Here's a Wiedmaier entree at its best: A salmon fillet is coated with coriander and fennel seeds, cooked at a heat high enough to form a crust while leaving the inside nearly melting. It's perched on a mound of crisp field greens with a slick of lemony dressing that has a faint vanilla perfume to balance the acid, all so lightly applied that it seems as if the taste is coming from the leaves rather than coating them.
Wiedmaier's perfect timing doesn't apply to the quail, which is puffed with a lovely spongy and faintly meaty mousse. Too bad the quail itself is stringy and overcooked.
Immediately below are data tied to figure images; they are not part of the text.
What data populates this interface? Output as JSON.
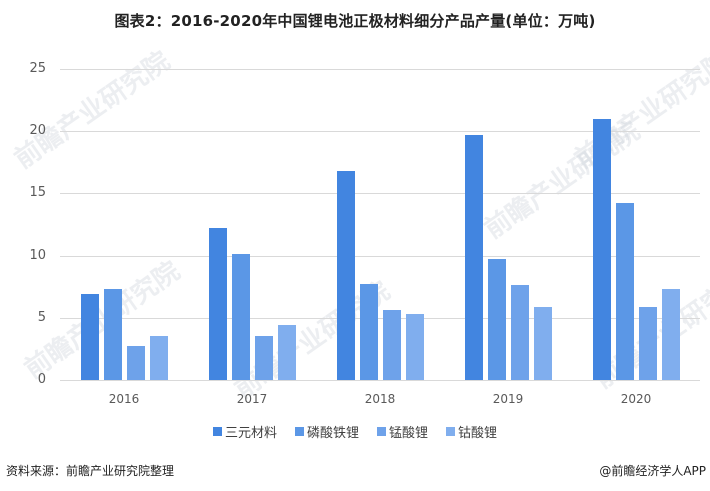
{
  "title": "图表2：2016-2020年中国锂电池正极材料细分产品产量(单位：万吨)",
  "chart_data": {
    "type": "bar",
    "title": "图表2：2016-2020年中国锂电池正极材料细分产品产量(单位：万吨)",
    "xlabel": "",
    "ylabel": "万吨",
    "ylim": [
      0,
      25
    ],
    "yticks": [
      "0",
      "5",
      "10",
      "15",
      "20",
      "25"
    ],
    "grid": true,
    "legend_position": "bottom",
    "categories": [
      "2016",
      "2017",
      "2018",
      "2019",
      "2020"
    ],
    "series": [
      {
        "name": "三元材料",
        "color": "#4285e0",
        "values": [
          6.9,
          12.2,
          16.8,
          19.7,
          21.0
        ]
      },
      {
        "name": "磷酸铁锂",
        "color": "#5b97e6",
        "values": [
          7.3,
          10.1,
          7.7,
          9.7,
          14.2
        ]
      },
      {
        "name": "锰酸锂",
        "color": "#6ea2ea",
        "values": [
          2.7,
          3.5,
          5.6,
          7.6,
          5.9
        ]
      },
      {
        "name": "钴酸锂",
        "color": "#80aeee",
        "values": [
          3.5,
          4.4,
          5.3,
          5.9,
          7.3
        ]
      }
    ]
  },
  "watermark": "前瞻产业研究院",
  "footer": {
    "source": "资料来源：前瞻产业研究院整理",
    "credit": "@前瞻经济学人APP"
  }
}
At a dinner when the chef was off duty, even more flaws surfaced. A special of duck breast had flabby skin, though its little sausage on the side was a fine spicy bonus, and that pear-turnip puree is inspired. Not so the turbot, which was itself delicious but clashed with a risotto reeking of saffron and Parmesan. Sweetbreads formed into a disk aren't half as delicious as sweetbreads plainly sauteed. So when in doubt at dinner, I'd stick with the skate wing.
And I would definitely save room for dessert, whether the butter-rich three-chocolate terrine or the thin, crisp round of hot plum tart with cinnamon ice cream. The chocolate marquise looks like a gift, with its thin chocolate wrapping paper enclosing cake, raspberries and chocolate ganache. But then all the desserts look like a party, with stripings of red fruit sauce against big blue-and-white plates. The plainest, however, is ultimately the most impressive. A little dish of creme brulee is as soft and silky, understatedly rich and perfect as eggs, sugar, cream and vanilla could hope to be.